Advertising is life made to look larger than life, through images and words that promise a wish fulfilled, a dream come true, a problem solved. Even Viagra follows Mark Twain’s keen observation about advertising. The worst kind of advertising exaggerates to get your attention, the best, gets your attention without exaggeration. It simply states a fact or reveals an emotional need, then lets you make the leap from “small to large.” Examples of the worst: before-and-after photos for weight loss products and cosmetic surgery—both descend to almost comic disbelief. The best: Apple’s “silhouette” campaign for iPod and the breakthrough ads featuring Eminem—both catapult iPod to “instant cool” status.

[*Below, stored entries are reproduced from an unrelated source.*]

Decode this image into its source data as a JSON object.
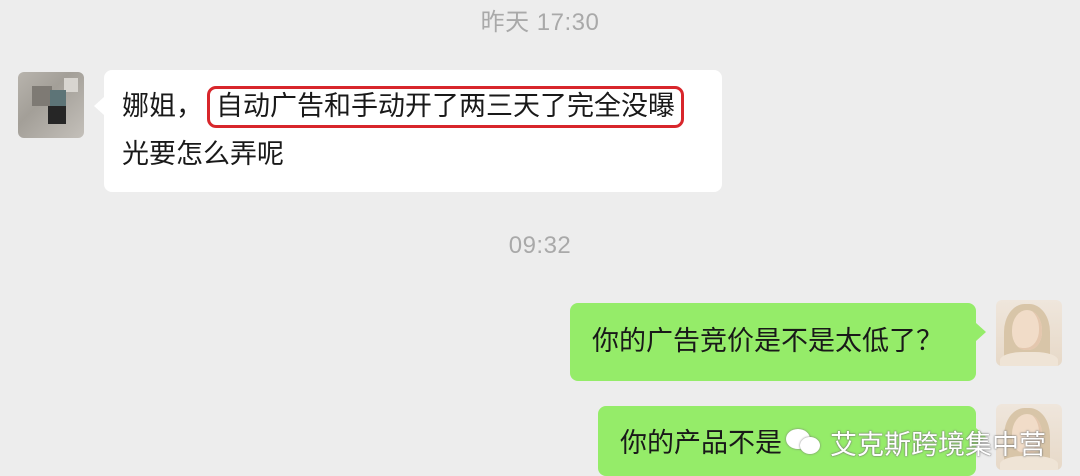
{
  "chat": {
    "timestamps": [
      "昨天 17:30",
      "09:32"
    ],
    "messages": [
      {
        "sender": "other",
        "prefix": "娜姐，",
        "highlighted": "自动广告和手动开了两三天了完全没曝",
        "continuation": "光要怎么弄呢"
      },
      {
        "sender": "self",
        "text": "你的广告竞价是不是太低了？"
      },
      {
        "sender": "self",
        "text": "你的产品不是"
      }
    ]
  },
  "watermark": {
    "icon": "wechat-icon",
    "text": "艾克斯跨境集中营"
  },
  "colors": {
    "background": "#ededed",
    "incoming_bubble": "#ffffff",
    "outgoing_bubble": "#95ec69",
    "highlight_border": "#d8262b",
    "timestamp_text": "#a9a9a9"
  }
}
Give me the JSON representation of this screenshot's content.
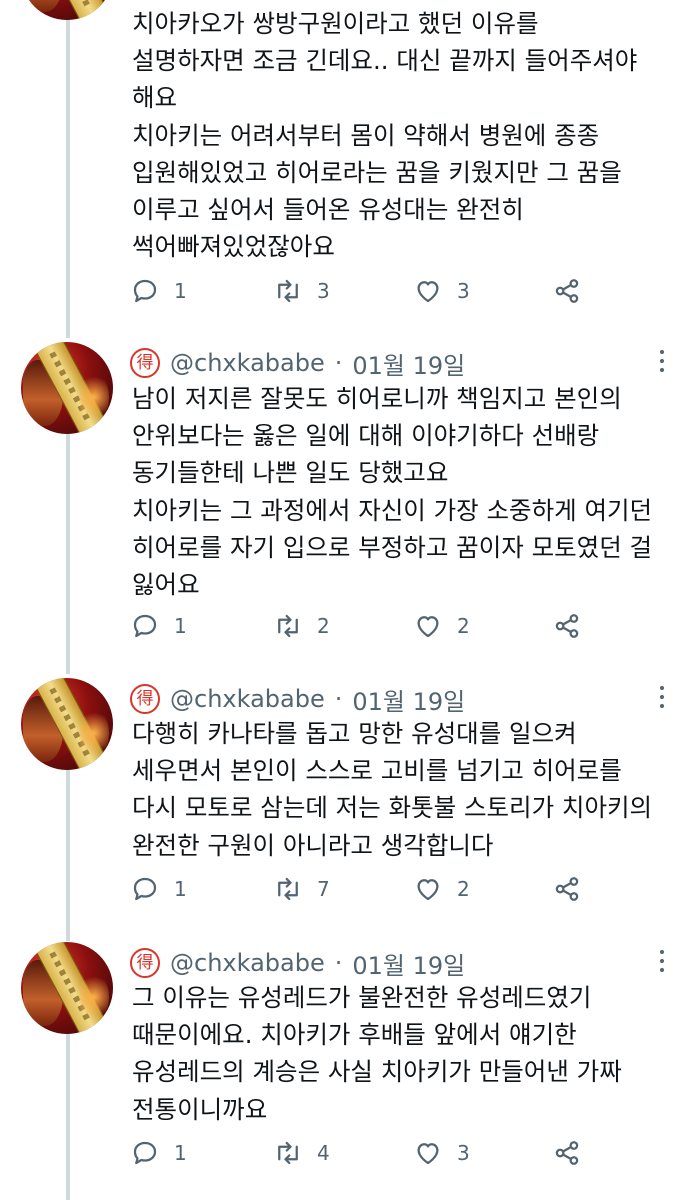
{
  "first_tweet": {
    "lines": [
      "치아카오가 쌍방구원이라고 했던 이유를",
      "설명하자면 조금 긴데요.. 대신 끝까지 들어주셔야",
      "해요",
      "치아키는 어려서부터 몸이 약해서 병원에 종종",
      "입원해있었고 히어로라는 꿈을 키웠지만 그 꿈을",
      "이루고 싶어서 들어온 유성대는 완전히",
      "썩어빠져있었잖아요"
    ],
    "replies": "1",
    "retweets": "3",
    "likes": "3"
  },
  "tweets": [
    {
      "badge": "得",
      "handle": "@chxkababe",
      "separator": "·",
      "date": "01월 19일",
      "lines": [
        "남이 저지른 잘못도 히어로니까 책임지고 본인의",
        "안위보다는 옳은 일에 대해 이야기하다 선배랑",
        "동기들한테 나쁜 일도 당했고요",
        "치아키는 그 과정에서 자신이 가장 소중하게 여기던",
        "히어로를 자기 입으로 부정하고 꿈이자 모토였던 걸",
        "잃어요"
      ],
      "replies": "1",
      "retweets": "2",
      "likes": "2"
    },
    {
      "badge": "得",
      "handle": "@chxkababe",
      "separator": "·",
      "date": "01월 19일",
      "lines": [
        "다행히 카나타를 돕고 망한 유성대를 일으켜",
        "세우면서 본인이 스스로 고비를 넘기고 히어로를",
        "다시 모토로 삼는데 저는 화톳불 스토리가 치아키의",
        "완전한 구원이 아니라고 생각합니다"
      ],
      "replies": "1",
      "retweets": "7",
      "likes": "2"
    },
    {
      "badge": "得",
      "handle": "@chxkababe",
      "separator": "·",
      "date": "01월 19일",
      "lines": [
        "그 이유는 유성레드가 불완전한 유성레드였기",
        "때문이에요. 치아키가 후배들 앞에서 얘기한",
        "유성레드의 계승은 사실 치아키가 만들어낸 가짜",
        "전통이니까요"
      ],
      "replies": "1",
      "retweets": "4",
      "likes": "3"
    }
  ],
  "icons": {
    "reply": "reply-bubble-icon",
    "retweet": "retweet-arrows-icon",
    "like": "heart-outline-icon",
    "share": "share-nodes-icon",
    "more": "more-dots-icon",
    "badge": "red-seal-badge-icon"
  },
  "colors": {
    "text": "#0f1419",
    "muted": "#536471",
    "thread_line": "#cfd9de",
    "badge_red": "#d9362b"
  }
}
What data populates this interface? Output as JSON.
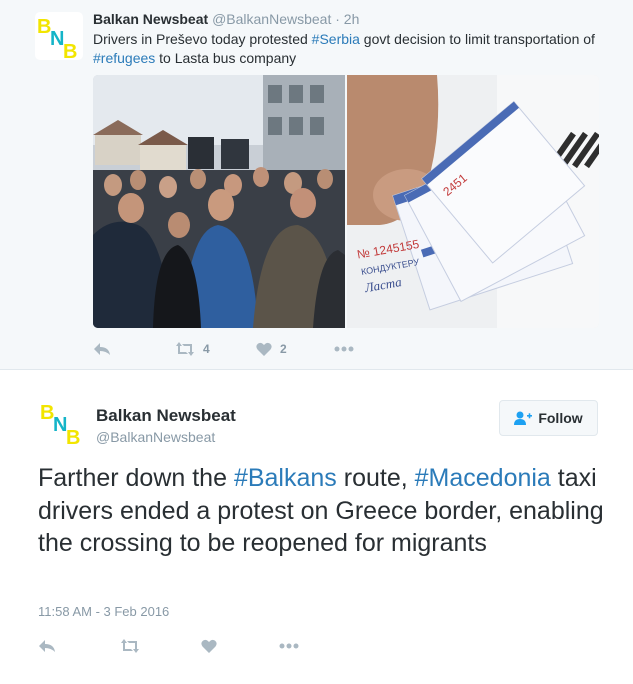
{
  "quoted_tweet": {
    "author_name": "Balkan Newsbeat",
    "handle": "@BalkanNewsbeat",
    "time": "2h",
    "separator": " · ",
    "text_part1": "Drivers in Preševo today protested ",
    "hashtag1": "#Serbia",
    "text_part2": " govt decision to limit transportation of ",
    "hashtag2": "#refugees",
    "text_part3": " to Lasta bus company",
    "retweet_count": "4",
    "like_count": "2",
    "avatar_letters": [
      "B",
      "N",
      "B"
    ],
    "ticket_text": {
      "ticket_no": "№ 1245155",
      "ticket_no_2": "2451",
      "conductor": "КОНДУКТЕРУ",
      "brand": "Ласта"
    }
  },
  "main_tweet": {
    "author_name": "Balkan Newsbeat",
    "handle": "@BalkanNewsbeat",
    "follow_label": "Follow",
    "text_part1": "Farther down the ",
    "hashtag1": "#Balkans",
    "text_part2": " route, ",
    "hashtag2": "#Macedonia",
    "text_part3": " taxi drivers ended a protest on Greece border, enabling the crossing to be reopened for migrants",
    "timestamp": "11:58 AM - 3 Feb 2016"
  },
  "colors": {
    "hashtag": "#2b7bb9",
    "muted": "#8899a6",
    "text": "#292f33",
    "logo_yellow": "#f2e500",
    "logo_teal": "#14b4c8",
    "background_quoted": "#f5f8fa"
  },
  "icons": [
    "reply-icon",
    "retweet-icon",
    "heart-icon",
    "more-icon",
    "follow-user-icon"
  ]
}
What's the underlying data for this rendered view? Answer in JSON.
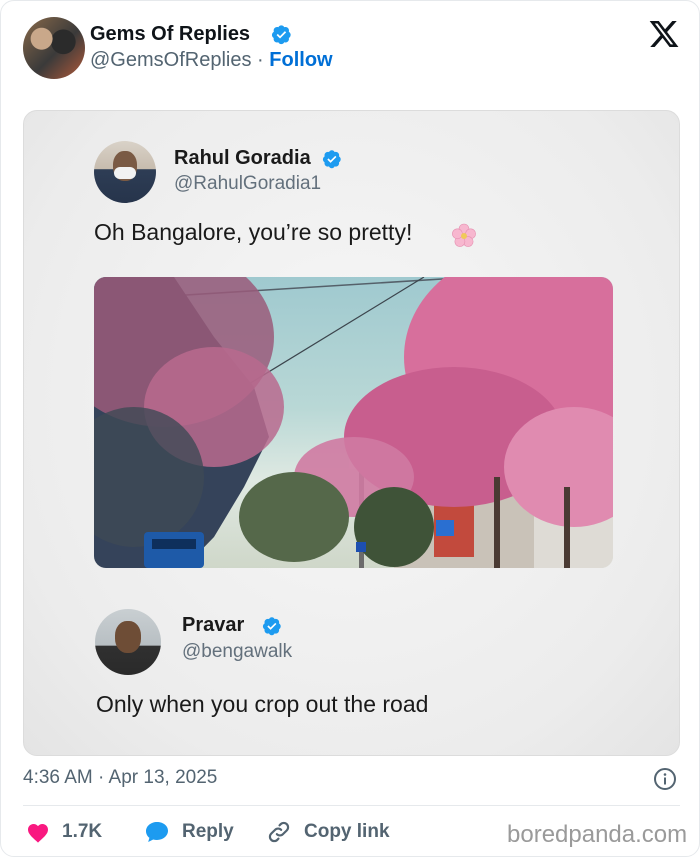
{
  "header": {
    "account_name": "Gems Of Replies",
    "handle": "@GemsOfReplies",
    "separator": "·",
    "follow_label": "Follow",
    "platform_icon": "x-logo-icon"
  },
  "embedded": {
    "tweet1": {
      "name": "Rahul Goradia",
      "handle": "@RahulGoradia1",
      "text": "Oh Bangalore, you’re so pretty!",
      "emoji_icon": "cherry-blossom-icon"
    },
    "photo": {
      "description_icon": "street-blossom-photo"
    },
    "tweet2": {
      "name": "Pravar",
      "handle": "@bengawalk",
      "text": "Only when you crop out the road"
    }
  },
  "footer": {
    "timestamp": "4:36 AM · Apr 13, 2025",
    "likes": "1.7K",
    "reply_label": "Reply",
    "copy_link_label": "Copy link"
  },
  "watermark": "boredpanda.com",
  "colors": {
    "verified": "#1d9bf0",
    "follow": "#006fd6",
    "like": "#f91880",
    "reply": "#1d9bf0",
    "muted": "#536471"
  }
}
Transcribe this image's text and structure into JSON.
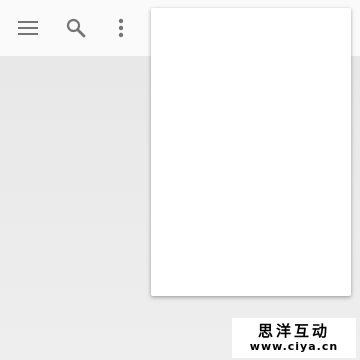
{
  "toolbar": {
    "menu_icon": "hamburger-menu-icon",
    "search_icon": "search-icon",
    "overflow_icon": "more-vert-icon",
    "background": "#fafafa",
    "icon_color": "#757575"
  },
  "overflow_menu": {
    "open": true,
    "items": [],
    "background": "#ffffff"
  },
  "page": {
    "background": "#ebebeb"
  },
  "watermark": {
    "title": "思洋互动",
    "url": "www.ciya.cn"
  }
}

“When in doubt, tell the truth.”
Today’s advertising is full of gimmicks. They relentlessly hang on to a product like a ball and chain, keeping it from moving swiftly ahead of the competition, preventing any real communication of benefits or impetus to buy. The thinking is, if the gimmick is outrageous or silly enough, it’s got to at least get their attention. Local car dealer ads are probably the worst offenders–using zoo animals, sledgehammers, clowns, bikini-clad models, anything unrelated to the product’s real benefit. If the people who thought up these outrageous gimmicks spent half their energy just sticking to the product’s real benefits and buying motivators, they’d have a great ad. What they don’t realize is, they already have a lot to work with without resorting to gimmicks. There’s the product with all its benefits, the brand, which undoubtedly they’ve spent money to promote, the competition and its weaknesses, and two powerful buying motivators—fear of loss and promise of gain. In other words, all you really have to do is tell the truth about your product and be honest about your customers’ wants and needs. Of course, sometimes that’s not so easy. You have to do some digging to find out what you customers really want, what your competition has to offer them, and why your product is better.